Objective: In this study, we aimed to determine whether admission hemoglobin versus post-percutaneous coronary intervention (PCI) hemoglobin level at 24 hours is a predictor of in-hospital mortality for patients with ST elevation myocardial infarction (STEMI) without evidence of clinical hemorrhage who underwent primary PCI.
Methods: In this study, we included 1,444 consecutive patients with STEMI who underwent primary PCI at a tertiary heart hospital. The primary outcome of the study was the in-hospital all-cause mortality. We used the penalized maximum likelihood estimation (PMLE) logistic regression method to examine the relationship between primary outcome and candidate predictors.

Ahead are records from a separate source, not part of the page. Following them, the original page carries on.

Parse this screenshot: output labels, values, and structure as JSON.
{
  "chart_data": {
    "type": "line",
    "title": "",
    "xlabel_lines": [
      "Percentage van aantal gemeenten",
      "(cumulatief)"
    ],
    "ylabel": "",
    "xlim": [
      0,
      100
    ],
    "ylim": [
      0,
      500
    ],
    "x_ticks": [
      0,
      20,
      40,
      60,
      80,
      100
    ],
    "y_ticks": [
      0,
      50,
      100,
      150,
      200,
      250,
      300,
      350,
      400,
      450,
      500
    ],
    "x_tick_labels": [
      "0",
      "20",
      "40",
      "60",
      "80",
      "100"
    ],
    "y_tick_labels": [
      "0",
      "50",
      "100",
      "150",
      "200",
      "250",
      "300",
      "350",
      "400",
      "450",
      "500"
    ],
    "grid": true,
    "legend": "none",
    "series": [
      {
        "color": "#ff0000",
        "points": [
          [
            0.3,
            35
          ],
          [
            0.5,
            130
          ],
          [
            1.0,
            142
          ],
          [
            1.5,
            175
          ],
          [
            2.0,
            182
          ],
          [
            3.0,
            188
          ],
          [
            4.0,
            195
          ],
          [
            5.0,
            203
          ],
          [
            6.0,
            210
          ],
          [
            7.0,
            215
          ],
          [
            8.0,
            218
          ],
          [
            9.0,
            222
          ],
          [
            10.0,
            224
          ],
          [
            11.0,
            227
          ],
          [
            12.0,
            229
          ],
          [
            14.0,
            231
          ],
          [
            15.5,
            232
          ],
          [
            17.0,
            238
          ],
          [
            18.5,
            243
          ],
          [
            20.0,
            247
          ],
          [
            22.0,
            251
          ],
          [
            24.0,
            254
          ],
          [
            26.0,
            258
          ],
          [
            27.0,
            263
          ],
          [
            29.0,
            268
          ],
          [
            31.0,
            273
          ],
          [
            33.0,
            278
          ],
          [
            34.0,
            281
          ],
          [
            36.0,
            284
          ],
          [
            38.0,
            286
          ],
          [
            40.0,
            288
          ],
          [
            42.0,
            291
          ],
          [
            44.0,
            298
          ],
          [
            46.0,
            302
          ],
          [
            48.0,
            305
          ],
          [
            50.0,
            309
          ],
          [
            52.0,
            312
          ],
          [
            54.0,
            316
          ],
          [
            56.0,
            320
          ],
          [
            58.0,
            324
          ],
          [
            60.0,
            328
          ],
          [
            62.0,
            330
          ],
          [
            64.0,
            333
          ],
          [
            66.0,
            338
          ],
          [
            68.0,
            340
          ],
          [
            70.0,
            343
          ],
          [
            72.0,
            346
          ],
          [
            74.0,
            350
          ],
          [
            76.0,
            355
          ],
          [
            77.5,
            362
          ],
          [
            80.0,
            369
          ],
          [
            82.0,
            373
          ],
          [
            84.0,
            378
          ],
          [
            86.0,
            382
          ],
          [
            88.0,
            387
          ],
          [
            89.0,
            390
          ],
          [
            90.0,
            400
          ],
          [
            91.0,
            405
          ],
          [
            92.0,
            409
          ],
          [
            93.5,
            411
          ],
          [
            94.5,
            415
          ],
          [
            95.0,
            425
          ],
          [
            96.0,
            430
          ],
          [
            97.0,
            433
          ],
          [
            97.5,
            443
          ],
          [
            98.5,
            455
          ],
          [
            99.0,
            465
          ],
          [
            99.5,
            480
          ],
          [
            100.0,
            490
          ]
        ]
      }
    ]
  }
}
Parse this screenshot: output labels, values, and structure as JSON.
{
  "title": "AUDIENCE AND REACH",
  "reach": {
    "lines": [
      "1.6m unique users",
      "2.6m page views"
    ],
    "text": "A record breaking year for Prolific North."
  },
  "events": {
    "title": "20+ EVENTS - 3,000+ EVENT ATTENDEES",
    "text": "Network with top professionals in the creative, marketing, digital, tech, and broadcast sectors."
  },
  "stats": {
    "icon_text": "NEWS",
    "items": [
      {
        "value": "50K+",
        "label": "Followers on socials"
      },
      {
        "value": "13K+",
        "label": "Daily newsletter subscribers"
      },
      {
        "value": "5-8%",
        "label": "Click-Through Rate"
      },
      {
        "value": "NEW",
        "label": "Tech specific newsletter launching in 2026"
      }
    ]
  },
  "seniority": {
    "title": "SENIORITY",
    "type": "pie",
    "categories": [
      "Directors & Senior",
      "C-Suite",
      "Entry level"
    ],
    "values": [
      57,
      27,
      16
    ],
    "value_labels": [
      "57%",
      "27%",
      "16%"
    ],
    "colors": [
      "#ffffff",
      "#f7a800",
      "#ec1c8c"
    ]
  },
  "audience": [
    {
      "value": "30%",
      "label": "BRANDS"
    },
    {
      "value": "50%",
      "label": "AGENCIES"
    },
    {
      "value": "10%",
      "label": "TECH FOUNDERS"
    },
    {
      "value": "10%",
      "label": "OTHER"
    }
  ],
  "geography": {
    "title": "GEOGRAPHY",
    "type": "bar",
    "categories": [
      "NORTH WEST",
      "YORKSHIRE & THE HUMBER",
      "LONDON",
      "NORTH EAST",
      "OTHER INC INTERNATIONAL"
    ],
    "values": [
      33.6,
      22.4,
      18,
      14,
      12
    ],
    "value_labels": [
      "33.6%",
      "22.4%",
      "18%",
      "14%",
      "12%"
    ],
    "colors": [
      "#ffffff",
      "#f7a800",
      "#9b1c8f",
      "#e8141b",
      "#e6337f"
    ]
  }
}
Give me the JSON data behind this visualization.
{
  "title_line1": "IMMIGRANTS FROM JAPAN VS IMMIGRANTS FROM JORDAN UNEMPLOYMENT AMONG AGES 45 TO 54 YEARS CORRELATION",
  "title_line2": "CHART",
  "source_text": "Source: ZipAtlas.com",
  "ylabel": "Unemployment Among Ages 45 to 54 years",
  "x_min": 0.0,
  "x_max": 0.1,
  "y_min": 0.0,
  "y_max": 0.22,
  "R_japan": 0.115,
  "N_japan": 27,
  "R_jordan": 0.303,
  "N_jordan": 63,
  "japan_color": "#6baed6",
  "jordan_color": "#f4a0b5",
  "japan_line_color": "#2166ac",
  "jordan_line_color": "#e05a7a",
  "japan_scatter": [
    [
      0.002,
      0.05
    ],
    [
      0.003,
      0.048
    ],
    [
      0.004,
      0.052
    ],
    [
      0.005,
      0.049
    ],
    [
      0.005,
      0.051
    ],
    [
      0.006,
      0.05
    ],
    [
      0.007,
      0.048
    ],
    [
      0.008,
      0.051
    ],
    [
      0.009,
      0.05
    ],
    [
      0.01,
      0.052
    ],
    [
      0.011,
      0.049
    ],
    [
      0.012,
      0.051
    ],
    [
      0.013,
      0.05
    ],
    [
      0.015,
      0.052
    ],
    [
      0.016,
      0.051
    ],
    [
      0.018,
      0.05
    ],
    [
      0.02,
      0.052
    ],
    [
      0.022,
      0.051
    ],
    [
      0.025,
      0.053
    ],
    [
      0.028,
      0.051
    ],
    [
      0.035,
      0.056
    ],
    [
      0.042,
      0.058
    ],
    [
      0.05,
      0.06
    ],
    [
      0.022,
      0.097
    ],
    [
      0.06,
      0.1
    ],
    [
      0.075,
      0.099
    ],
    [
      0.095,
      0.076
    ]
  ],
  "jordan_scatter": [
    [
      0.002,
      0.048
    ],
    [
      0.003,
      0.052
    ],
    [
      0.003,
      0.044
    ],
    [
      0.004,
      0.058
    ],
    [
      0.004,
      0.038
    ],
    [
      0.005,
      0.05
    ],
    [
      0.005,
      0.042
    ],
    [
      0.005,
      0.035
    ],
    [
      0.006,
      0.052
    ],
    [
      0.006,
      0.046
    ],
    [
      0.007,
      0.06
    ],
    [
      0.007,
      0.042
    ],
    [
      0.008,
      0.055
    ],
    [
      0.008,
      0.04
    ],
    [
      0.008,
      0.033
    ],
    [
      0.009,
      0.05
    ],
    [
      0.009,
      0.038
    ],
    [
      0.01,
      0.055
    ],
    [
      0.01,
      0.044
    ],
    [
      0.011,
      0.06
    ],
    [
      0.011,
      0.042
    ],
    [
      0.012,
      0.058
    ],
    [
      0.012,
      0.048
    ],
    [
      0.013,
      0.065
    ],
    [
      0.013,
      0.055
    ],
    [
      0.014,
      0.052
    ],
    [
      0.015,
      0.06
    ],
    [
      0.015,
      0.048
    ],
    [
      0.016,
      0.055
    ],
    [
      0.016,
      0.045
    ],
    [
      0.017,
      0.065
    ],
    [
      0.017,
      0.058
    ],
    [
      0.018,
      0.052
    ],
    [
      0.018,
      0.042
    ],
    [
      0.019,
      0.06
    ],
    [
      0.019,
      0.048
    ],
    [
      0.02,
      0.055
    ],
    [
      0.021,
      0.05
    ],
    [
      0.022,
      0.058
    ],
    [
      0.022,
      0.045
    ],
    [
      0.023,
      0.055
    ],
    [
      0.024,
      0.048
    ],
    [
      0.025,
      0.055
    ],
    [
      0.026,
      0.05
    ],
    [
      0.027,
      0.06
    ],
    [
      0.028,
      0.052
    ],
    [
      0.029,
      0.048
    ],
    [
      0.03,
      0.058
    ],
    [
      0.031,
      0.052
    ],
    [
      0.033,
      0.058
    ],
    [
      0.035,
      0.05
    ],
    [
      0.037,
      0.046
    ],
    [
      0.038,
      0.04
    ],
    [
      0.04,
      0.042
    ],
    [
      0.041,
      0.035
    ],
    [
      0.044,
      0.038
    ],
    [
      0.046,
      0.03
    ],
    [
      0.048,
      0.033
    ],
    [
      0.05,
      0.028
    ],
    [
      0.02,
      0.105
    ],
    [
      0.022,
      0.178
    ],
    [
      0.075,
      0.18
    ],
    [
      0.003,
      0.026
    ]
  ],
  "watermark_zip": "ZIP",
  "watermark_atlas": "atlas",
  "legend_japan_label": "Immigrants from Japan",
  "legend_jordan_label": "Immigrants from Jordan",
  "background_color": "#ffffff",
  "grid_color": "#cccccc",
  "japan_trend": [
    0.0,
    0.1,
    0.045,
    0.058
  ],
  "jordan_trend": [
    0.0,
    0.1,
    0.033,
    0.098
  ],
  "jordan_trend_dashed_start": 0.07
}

Results: In total, 172 (11.9%) patients died during the in-hospital course. According to a PMLE logistic regression analysis, age, KILLIP class ≥2, pre-PCI thrombolysis in myocardial infarction (TIMI) flow <3, systolic blood pressure, creatinine, glycoprotein IIb/IIIa inhibitor use, and post-PCI hemoglobin levels at 24 hours were predictors of in-hospital mortality. The relative importance of post-PCI hemoglobin at 24 hours (contributing 6% of the explainable outcome in the model) was significantly higher than admission hemoglobin (contributing only 0.1% of the explainable outcome in the model).
Conclusion: This study demonstrated that post-PCI hemoglobin levels were independently associated with in-hospital survival in patients with STEMI without evidence of bleeding following primary PCI. In addition, post-PCI hemoglobin was a better predictor of in-hospital mortality than admission hemoglobin for patients with STEMI who underwent primary PCI.